Mediziner: Keine Lust auf Sex kann krankhaft sein Fachblatt hatte Zweifel angemeldet
Freiburg (rpo). Nach Ansicht deutscher Mediziner können Frauen durchaus an einer sexuellen Funktionsstörung leiden. Ein Fachblatt hatte behauptet, die Krankheit sei reine Erfindung der Pharmaindustrie, um Potenzmittel für Männer besser vermarkten zu können.

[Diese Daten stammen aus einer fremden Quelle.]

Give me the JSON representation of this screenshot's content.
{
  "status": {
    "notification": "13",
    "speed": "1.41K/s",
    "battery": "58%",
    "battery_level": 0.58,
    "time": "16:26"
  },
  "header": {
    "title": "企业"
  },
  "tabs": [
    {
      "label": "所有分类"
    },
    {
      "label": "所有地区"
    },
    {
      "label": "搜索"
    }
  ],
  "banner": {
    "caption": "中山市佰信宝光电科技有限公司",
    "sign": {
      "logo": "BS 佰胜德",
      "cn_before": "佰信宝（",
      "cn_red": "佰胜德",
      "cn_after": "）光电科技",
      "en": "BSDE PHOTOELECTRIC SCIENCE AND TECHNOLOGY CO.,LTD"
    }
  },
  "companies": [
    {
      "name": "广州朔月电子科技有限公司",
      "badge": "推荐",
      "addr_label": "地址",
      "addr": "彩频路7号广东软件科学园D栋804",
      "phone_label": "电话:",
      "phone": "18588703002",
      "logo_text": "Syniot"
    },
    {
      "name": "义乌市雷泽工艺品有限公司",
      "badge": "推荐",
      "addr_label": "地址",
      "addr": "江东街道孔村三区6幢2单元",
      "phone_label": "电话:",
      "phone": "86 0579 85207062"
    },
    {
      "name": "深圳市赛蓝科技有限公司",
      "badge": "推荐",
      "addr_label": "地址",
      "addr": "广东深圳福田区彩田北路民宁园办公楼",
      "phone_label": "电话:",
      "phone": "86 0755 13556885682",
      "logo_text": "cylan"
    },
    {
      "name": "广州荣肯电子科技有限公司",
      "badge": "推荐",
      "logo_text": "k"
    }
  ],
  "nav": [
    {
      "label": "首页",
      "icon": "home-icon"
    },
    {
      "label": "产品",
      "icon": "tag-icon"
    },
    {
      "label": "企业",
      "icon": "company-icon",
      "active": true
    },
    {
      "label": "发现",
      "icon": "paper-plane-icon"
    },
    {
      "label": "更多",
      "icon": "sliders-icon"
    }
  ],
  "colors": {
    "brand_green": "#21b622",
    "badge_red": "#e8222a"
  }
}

Das Informationszentrum für Sexualität und Gesundheit in Freiburg widersprach damit entschieden einem entsprechenden Bericht des renommierten "British Medical Journal". Das Fachblatt hatte Anfang des Jahres erklärt, die so genannte Female Sexual Dysfunction (FSD) sei erfunden worden, um den Erfolg von Potenzmitteln für Männer zu wiederholen. Auch die Deutsche Gesellschaft für Gynäkologie und Geburtshilfe hatte größte Zweifel an einer US-Studie angemeldet, derzufolge 43 Prozent der Frauen an einer solchen Störung leiden.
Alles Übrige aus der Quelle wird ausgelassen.